Microsatellite characterization of Cimarron Uruguayo dogs

Gagliardi, Rosa; Silvia, Llambí; García, Cristina; Arruga, María Victoria

doi:10.1590/S1415-47572010005000101

Abstract

Various genetic markers, including microsatellites, have been used to analyze the genetic polymorphism and heterozygosity in canine breeds. In this work, we used nine microsatellite markers to investigate the genetic variability in Cimarron Uruguayo dogs, the only officially recognized native canine breed in Uruguay. DNA from 30 Cimarron Uruguayo dogs from northeastern and southern Uruguay was analyzed. The allelic frequencies for each micro-satellite, the genetic variability and the consanguinity were calculated, as were the polymorphic information content (PIC) and the probability of exclusion (PE). All of the microsatellites studied were polymorphic. FH 2361, FH 2305 and PEZ 03 were the most informative, with PIC values > 0.7, in agreement with results for other canine breeds. The PE values for the markers were within the ranges previously described and were generally greater for microsatellites with higher PIC values. The heterozygosity value (0.649) was considered high since only nine microsatellites were analyzed. Compared with data for other breeds, the results obtained here indicate that Cimarron Uruguayo dogs have high genetic diversity.

Cimarron Uruguayo dog; genetic characterization; microsatellites

Microsatellite characterization of Cimarron Uruguayo dogs

Rosa Gagliardi^I; Silvia Llambí^I; Cristina García^II; María Victoria Arruga^II

^IÁrea Genética, Facultad de Veterinaria, Universidad de la República, Montevideo, Uruguay

^IILaboratorio de Citogenética y Genética Molecular, Facultad de Veterinaria, Universidad de Zaragoza, Zaragoza, Spain

^{Send correspondence to} Send correspondence to: Rosa Gagliardi Lasplaces 1550 Montevideo, Uruguay E-mail: rgagliar@gmail.com

ABSTRACT

Various genetic markers, including microsatellites, have been used to analyze the genetic polymorphism and heterozygosity in canine breeds. In this work, we used nine microsatellite markers to investigate the genetic variability in Cimarron Uruguayo dogs, the only officially recognized native canine breed in Uruguay. DNA from 30 Cimarron Uruguayo dogs from northeastern and southern Uruguay was analyzed. The allelic frequencies for each micro-satellite, the genetic variability and the consanguinity were calculated, as were the polymorphic information content (PIC) and the probability of exclusion (PE). All of the microsatellites studied were polymorphic. FH 2361, FH 2305 and PEZ 03 were the most informative, with PIC values > 0.7, in agreement with results for other canine breeds. The PE values for the markers were within the ranges previously described and were generally greater for microsatellites with higher PIC values. The heterozygosity value (0.649) was considered high since only nine microsatellites were analyzed. Compared with data for other breeds, the results obtained here indicate that Cimarron Uruguayo dogs have high genetic diversity.

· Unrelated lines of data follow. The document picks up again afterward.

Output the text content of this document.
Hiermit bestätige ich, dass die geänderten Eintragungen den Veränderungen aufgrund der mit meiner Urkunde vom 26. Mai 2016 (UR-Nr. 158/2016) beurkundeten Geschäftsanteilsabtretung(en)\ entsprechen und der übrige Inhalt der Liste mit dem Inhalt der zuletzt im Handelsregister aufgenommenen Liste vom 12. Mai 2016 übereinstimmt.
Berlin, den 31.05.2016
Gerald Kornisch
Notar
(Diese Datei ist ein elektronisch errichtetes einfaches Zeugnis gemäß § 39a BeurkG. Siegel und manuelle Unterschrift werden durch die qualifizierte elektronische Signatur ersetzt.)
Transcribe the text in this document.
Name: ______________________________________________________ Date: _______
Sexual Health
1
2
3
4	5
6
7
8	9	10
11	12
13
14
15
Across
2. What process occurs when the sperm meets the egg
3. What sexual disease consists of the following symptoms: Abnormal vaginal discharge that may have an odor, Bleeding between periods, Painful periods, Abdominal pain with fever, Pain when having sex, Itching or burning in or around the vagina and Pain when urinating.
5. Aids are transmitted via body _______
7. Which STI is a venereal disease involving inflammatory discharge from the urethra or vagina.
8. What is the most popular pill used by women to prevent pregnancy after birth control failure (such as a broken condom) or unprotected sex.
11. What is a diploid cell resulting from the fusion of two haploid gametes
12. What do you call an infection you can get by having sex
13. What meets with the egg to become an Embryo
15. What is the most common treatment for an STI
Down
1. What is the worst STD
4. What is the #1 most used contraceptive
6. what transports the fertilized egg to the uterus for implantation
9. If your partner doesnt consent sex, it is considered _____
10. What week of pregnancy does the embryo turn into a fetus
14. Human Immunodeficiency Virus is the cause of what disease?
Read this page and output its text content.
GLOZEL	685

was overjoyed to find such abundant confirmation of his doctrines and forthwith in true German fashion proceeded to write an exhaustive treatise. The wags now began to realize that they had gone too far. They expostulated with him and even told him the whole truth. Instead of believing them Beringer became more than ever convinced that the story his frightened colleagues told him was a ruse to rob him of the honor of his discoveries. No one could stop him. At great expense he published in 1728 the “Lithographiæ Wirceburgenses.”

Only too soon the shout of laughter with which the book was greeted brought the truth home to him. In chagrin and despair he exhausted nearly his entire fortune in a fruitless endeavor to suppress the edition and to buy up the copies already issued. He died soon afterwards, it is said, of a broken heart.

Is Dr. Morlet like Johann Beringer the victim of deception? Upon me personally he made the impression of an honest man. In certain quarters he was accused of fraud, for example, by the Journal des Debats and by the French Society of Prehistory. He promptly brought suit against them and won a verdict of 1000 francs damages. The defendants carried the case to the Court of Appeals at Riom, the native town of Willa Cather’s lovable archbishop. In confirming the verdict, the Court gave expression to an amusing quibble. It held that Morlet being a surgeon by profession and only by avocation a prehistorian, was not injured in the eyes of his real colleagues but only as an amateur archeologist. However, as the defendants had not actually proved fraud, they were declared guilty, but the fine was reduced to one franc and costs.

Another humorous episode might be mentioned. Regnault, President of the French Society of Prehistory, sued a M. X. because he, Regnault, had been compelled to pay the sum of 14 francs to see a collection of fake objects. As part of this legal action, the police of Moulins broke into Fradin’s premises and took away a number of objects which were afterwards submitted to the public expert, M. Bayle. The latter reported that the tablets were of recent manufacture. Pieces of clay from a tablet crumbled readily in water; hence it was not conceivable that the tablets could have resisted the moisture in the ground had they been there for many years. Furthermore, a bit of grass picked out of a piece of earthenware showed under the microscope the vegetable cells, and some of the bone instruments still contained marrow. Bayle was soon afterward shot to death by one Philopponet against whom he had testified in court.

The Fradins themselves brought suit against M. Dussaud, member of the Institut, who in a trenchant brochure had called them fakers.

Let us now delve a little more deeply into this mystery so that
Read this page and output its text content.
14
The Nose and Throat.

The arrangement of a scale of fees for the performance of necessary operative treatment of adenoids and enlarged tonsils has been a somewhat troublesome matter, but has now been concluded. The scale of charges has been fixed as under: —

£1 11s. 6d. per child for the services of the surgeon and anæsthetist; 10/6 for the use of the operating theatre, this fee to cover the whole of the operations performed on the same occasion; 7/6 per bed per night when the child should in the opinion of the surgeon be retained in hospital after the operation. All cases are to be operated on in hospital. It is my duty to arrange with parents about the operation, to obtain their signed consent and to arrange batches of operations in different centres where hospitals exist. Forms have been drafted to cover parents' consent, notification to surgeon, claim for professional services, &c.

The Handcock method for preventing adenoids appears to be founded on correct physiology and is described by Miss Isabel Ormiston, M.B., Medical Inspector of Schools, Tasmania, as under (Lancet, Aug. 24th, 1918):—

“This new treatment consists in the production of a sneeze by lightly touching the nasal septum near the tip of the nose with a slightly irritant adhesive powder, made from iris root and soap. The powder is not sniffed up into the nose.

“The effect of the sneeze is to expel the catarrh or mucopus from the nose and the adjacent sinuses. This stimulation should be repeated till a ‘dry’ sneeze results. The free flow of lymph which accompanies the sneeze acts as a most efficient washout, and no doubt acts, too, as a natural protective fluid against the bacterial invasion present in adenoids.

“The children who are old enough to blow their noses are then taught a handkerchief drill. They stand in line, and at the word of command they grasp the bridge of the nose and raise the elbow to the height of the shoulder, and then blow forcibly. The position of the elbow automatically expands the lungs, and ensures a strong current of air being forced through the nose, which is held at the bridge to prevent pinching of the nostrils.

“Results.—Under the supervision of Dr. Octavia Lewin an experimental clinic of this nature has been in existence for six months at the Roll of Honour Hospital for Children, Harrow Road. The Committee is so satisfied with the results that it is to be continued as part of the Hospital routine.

Key words: Cimarron Uruguayo dog, genetic characterization, microsatellites.

Most canine breeds were developed during the 19^thcentury and are therefore considered to be recent. In contrast to other domestic animals, rapid phenotypic selection has resulted in extremely diverse breeds. The strong selection pressure that was applied to develop the different breeds has led to a loss of genetic variation, the extent of which varies, depending on the history of the breed and the breeding practices used. Various genetic markers have been used to analyze the genetic polymorphism and heterozygosity of canine breeds, including microsatellites (Irion et al., 2003). These markers show a high degree of polymorphism, random distribution across the genome and neutrality with respect to selection (Serrano et al., 2009).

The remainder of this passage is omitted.